Wishes are not reality.

We need to put our noses to the grindstone, concentrate on all we have to do (especially in terms of targeted education), save those animals we can and shut our mouths about "no kill" claims anytime soon.

More work and less promise will eventually result in the goals becoming reality without our even noticing.

Anonymous said...

Winograd isn't always right. Research has shown that spay neuter is effective. Spayneuter education by itself is not effective. But, spay neuter AND spayneuter education combined are very effective. You just need to allocate your resources in the most cost effective manner. Get outside organizations to help with outreach and education costs. Get TV stations to donate air time for PSAs. Get printers to donate money for posters, fliers and mailers.
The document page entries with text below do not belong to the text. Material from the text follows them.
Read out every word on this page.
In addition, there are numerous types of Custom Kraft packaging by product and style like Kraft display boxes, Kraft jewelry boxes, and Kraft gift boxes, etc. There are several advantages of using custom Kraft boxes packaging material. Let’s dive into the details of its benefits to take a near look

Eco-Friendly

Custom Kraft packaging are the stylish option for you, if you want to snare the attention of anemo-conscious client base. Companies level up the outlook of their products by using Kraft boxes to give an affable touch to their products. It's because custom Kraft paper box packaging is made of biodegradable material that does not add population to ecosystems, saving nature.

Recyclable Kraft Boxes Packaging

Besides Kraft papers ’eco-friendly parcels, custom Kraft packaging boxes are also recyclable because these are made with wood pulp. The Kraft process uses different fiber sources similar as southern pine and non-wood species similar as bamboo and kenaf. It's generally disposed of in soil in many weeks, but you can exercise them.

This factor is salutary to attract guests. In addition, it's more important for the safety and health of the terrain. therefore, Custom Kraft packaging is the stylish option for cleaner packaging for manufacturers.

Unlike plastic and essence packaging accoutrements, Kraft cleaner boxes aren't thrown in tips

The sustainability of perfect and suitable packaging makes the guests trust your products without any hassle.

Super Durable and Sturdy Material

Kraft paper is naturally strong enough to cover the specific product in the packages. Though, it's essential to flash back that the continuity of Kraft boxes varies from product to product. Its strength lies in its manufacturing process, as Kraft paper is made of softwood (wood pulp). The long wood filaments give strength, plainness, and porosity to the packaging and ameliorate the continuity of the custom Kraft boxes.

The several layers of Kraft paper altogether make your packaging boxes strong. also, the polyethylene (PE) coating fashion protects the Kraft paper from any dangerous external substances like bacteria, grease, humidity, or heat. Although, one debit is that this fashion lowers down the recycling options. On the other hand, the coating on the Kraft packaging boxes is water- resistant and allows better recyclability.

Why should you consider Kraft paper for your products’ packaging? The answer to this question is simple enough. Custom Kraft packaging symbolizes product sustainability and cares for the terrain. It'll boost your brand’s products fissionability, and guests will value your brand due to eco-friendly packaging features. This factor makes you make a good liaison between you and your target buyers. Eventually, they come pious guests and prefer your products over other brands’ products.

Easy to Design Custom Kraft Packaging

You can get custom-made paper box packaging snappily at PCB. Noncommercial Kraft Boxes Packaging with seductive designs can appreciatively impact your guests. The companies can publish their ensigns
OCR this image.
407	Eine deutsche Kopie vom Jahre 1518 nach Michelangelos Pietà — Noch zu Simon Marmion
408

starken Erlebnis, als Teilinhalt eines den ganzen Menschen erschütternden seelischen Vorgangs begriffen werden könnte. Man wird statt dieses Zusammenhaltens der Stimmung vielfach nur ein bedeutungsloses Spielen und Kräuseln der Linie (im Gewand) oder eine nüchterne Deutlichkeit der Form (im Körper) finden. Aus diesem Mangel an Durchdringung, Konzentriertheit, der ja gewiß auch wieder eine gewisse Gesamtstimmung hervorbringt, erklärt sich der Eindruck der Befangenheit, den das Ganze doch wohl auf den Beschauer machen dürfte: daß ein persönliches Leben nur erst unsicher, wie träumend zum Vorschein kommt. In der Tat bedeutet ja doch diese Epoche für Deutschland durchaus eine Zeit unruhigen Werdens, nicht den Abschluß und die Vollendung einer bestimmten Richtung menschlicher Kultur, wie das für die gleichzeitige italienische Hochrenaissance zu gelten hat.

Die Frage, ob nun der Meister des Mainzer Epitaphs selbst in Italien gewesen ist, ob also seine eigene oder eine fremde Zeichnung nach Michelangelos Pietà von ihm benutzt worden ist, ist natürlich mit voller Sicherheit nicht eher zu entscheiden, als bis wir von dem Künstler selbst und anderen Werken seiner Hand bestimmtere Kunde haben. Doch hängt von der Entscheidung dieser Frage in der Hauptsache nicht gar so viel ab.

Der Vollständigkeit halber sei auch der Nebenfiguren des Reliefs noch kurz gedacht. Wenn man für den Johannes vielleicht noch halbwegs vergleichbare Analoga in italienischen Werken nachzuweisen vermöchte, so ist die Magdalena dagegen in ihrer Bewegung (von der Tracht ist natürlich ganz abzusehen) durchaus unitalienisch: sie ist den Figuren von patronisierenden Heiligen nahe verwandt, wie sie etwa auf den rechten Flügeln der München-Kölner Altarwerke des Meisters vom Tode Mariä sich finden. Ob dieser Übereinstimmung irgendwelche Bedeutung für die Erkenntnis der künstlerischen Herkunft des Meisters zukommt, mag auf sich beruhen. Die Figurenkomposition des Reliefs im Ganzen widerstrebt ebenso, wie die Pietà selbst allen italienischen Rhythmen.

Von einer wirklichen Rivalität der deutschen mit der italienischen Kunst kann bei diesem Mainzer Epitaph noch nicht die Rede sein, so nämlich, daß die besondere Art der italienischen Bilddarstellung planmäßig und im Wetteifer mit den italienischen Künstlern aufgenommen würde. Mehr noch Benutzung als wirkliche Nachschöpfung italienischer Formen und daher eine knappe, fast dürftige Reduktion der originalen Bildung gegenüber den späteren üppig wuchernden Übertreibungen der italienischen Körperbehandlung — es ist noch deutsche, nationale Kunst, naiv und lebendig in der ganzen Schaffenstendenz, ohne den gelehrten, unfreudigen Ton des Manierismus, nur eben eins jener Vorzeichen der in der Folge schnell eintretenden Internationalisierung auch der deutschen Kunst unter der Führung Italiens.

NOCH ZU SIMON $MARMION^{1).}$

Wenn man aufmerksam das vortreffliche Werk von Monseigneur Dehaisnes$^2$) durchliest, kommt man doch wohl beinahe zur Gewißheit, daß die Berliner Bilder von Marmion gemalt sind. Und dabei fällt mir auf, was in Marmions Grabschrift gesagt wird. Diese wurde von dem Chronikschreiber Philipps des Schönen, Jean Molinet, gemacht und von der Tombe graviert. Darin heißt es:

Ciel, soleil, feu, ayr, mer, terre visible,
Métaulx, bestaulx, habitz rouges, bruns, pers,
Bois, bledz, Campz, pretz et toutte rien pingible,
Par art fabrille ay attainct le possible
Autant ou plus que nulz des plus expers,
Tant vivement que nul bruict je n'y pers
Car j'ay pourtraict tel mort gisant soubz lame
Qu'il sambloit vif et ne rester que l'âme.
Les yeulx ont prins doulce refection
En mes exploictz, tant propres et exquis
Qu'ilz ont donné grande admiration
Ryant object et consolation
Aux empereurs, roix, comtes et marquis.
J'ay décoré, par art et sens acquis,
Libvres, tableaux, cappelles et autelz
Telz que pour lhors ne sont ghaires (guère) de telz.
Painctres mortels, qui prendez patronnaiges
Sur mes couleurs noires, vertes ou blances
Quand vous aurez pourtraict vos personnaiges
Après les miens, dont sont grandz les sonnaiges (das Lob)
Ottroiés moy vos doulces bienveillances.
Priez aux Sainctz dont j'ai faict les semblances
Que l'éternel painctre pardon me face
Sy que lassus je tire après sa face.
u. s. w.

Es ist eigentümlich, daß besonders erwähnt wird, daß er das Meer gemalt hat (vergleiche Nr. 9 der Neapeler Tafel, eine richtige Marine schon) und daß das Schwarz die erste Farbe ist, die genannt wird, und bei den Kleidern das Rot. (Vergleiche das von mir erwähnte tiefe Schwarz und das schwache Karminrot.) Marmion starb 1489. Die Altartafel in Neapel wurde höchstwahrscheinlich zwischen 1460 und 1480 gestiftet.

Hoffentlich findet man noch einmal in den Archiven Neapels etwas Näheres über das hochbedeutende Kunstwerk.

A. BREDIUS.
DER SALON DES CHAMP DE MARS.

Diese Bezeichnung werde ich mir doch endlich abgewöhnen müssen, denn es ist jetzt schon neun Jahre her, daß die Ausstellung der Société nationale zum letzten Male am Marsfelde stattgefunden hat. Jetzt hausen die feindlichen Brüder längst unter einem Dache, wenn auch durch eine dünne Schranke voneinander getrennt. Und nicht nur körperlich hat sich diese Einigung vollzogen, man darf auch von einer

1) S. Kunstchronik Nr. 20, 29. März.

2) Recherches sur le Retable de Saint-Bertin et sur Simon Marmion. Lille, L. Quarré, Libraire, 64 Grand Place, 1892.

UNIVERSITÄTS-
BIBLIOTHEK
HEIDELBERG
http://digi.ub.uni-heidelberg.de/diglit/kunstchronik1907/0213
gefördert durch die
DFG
If Winograd could make LA noKill just by consulting with the City, he would have done it, for free, as a big feather in his cap. He hasn't done it and will not do it because he knows he will not be successful. It's no easy task to go NoKill in LA.

Anonymous said...

"Overly optimistic" or totally unrealistic? To say that the Department is taking "another big leap to NoKill" when the euthanasia rate didn't even go down is not just "overly optimistic" or even unrealistic, it's a flat out lie. Government agencies must be honest with the public.

Anonymous said...

Why on earth would anyone expect Winograd to work for free to get a "feather in his cap?" He can get "feathers" through paid consulting. If he brought the kill rate down so dramatically in Philly as claimed, why would he need an unpaid "feather?"

Boks would ignore any suggestions from Winograd anyway, just as did Stuckey.

So what's the point?

Anonymous said...

Why would Nathan want a feather in his hat?

Answer: Philadelphia shelter is a nonprofit organization, not a government agency. They don't have to show their numbers. He can say he reduced the kill rate to zero and there's no way to know the truth. I almost think that is why he shies away from public shelters.

So far Nathan has not made a shelter nokill, definitely not a large shelter like LA, NY or AZ. He's all talk right now. If he could make LA nokill, that would be a major accomplishment. He doesn't want to even try because he knows he'll fail. It'd be a black spot on his reputation. So he chooses smaller or private shelters to consult with.

There are for profit companies that will say do a makeover on TV for free to get publicity. Nathan could get that in LA if he could turn them around. That would be worth more than any consulting contract. Then he could say he succeeded where Boks failed. He'd love to be able to say that. Right now he knows he's basically all talk and hype.